Боль звучала в голосе Глушиной. Малозначительным показалось Варе дело, которое привело ее в этот мрачный подвал. Степа в школу вернется. За мальчика она постоит, а вот найдет ли дорогу в жизни незнакомая ей девушка, может быть, еще девочка?

— Я бы с ним поговорила. — Варя собрала пальцы в кулак. Он был до смешного мал, она поняла это и сразу разжала руку.

— Не встревайте, вместо добра зло принесете. Федоровне сраму не обобраться. Да леший с ней, паскудой, — рассердилась Глушина. — Соньку жаль, личиком вышла себе на беду. У богатых в кошельке суд и пристав. Вот вы пожалуетесь от чистого сердца, а на кого? На воздух. Федоровну потащат в участок, а Софьюшку сгоните на панель. По врачам ее затаскают. Барин подыщет свеженькую. Для девки лучше один любовник, чем ходить по рукам.
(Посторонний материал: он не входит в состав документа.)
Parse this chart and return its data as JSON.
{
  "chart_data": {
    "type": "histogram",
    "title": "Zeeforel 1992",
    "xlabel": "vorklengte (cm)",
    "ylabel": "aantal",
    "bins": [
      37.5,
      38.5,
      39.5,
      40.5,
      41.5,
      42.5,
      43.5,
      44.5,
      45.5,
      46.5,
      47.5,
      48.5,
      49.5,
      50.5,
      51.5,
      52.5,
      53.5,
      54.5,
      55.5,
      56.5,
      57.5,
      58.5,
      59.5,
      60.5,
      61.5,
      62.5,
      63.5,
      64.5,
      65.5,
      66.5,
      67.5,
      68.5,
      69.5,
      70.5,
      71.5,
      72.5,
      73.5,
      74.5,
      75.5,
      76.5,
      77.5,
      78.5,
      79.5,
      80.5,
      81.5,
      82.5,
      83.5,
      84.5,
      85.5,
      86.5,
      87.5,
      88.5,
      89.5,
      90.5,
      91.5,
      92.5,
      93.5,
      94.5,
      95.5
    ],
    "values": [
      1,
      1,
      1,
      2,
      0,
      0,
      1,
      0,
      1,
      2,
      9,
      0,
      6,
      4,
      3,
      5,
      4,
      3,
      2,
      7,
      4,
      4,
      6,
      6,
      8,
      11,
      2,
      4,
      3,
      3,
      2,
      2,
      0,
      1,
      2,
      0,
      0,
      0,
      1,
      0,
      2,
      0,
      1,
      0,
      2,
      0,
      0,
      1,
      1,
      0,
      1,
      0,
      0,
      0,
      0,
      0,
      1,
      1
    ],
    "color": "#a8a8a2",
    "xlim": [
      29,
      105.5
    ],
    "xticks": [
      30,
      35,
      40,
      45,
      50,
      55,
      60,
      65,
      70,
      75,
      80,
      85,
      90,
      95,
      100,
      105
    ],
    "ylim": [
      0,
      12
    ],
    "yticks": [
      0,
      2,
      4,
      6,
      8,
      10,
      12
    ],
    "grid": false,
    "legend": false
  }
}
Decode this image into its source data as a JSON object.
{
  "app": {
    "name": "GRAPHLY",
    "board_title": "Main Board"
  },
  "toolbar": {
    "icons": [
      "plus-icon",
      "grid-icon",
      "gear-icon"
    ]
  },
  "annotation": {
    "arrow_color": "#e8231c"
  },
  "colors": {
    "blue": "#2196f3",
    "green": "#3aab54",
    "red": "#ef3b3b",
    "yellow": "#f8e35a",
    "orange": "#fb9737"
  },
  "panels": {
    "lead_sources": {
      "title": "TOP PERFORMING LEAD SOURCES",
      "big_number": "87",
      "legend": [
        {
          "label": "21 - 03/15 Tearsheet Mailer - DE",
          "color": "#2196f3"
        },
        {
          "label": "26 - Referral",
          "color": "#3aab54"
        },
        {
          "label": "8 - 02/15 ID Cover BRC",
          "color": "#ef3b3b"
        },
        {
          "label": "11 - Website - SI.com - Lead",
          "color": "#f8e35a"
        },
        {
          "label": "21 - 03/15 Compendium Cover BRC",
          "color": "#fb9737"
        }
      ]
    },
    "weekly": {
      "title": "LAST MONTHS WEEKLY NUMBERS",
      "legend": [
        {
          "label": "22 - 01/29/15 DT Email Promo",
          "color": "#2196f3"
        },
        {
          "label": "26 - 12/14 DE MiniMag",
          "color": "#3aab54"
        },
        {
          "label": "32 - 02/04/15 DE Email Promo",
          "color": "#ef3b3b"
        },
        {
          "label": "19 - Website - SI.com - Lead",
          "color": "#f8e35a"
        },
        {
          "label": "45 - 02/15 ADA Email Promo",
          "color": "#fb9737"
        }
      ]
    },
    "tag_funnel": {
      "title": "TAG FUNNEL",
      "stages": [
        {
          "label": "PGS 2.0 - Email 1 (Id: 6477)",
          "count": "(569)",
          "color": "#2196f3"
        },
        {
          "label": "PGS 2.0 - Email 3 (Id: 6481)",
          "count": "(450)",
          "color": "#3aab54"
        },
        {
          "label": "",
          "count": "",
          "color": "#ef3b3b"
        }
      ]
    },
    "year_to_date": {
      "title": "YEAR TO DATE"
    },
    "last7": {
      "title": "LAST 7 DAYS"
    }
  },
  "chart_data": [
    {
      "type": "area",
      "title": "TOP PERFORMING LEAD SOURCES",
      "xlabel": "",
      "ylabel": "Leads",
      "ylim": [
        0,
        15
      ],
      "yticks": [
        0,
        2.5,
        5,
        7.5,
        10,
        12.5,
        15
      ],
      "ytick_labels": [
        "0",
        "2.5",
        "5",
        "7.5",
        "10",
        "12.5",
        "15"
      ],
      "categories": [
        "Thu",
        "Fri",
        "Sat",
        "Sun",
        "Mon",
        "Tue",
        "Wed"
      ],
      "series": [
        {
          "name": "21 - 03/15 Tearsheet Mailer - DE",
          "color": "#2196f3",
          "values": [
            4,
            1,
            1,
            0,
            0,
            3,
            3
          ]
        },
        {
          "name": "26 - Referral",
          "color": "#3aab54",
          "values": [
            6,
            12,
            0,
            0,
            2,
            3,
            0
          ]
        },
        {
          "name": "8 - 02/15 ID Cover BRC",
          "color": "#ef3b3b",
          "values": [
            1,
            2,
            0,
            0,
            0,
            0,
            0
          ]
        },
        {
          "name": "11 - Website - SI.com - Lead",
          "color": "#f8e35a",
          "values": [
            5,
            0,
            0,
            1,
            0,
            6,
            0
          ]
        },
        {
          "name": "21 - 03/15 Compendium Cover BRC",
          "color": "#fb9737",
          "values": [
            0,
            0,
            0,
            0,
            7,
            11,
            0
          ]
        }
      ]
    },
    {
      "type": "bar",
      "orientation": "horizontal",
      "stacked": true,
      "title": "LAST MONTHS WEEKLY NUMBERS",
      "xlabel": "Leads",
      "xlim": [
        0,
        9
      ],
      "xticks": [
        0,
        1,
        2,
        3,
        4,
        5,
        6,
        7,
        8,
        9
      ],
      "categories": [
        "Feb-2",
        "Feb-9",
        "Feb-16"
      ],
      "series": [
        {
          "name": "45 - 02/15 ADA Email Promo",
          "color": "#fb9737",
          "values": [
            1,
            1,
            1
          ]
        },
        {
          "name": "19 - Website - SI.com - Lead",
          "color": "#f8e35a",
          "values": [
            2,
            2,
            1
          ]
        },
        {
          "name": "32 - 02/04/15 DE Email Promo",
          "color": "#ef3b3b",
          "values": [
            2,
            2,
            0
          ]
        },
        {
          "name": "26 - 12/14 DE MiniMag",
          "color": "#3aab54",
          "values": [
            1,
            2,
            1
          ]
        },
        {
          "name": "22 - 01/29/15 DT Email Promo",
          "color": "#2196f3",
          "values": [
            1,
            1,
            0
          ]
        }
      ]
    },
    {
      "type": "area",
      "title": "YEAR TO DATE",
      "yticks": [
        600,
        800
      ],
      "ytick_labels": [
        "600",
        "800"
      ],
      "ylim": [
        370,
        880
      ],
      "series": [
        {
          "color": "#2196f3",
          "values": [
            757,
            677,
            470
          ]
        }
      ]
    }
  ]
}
Варя ушла от Глушиной расстроенная, хотя и верила, что в конце концов ей удастся убедить упрямую мать. Когда это случится: через день, неделю, месяц? Сколько мальчик пропустит уроков? Придется, пожалуй, через Терешу знакомить Степу с пройденным в школе.

На другой день, выйдя погулять, Варя снова очутилась на Ямбургской. Степа обрадовался приходу учительницы. Машка забавлялась самодельной погремушкой, не мешала заниматься. Глушины — мать и бабка — пропадали на огороде чуриковской общины. «Братцы» торопили «сестриц» с копкой картофеля. Долго ли испортиться погоде…

В четверг после урока Степа выскочил проводить Варю. На улице было по-осеннему мозгло, шел дождь.

Степа шмыгнул в подвал, чтобы вынести материн зонтик. Варя осталась ждать под навесом крыльца.

Было еще не поздно, а Ямбургская улица уже по-ночному обезлюдела. Вдруг из-за угла резко вывернул гнедой рысак, высекая копытами искры. Рысак лихо остановился у подъезда, где ожидала Варя.

— Ровно в девять, — раздался повелительный голос из коляски.

— Рази нам впервой? — залебезил извозчик. — Как наказали, так в аккурат и прибудем.

Приехавший молодцевато соскочил с коляски. Низко надвинутая фетровая шляпа и поднятый воротник пальто скрывали большую часть лица. Он бочком проскочил в подъезд мимо Вари, она даже не успела его разглядеть, но готова была дать клятву, что где-то слышала этот голос. «Арсен Полинарьевич?» Ну конечно, он; кто другой подкатит на рысаке к дому бедноты! Но Арсена не было среди Вариных знакомых. А если Глушина права и у барина чужое имя? «Кто же это?» — думалось Варе. Мелькнула смутная догадка: Бронислав Сергеевич? Теренин? Пустое, он такой семьянин…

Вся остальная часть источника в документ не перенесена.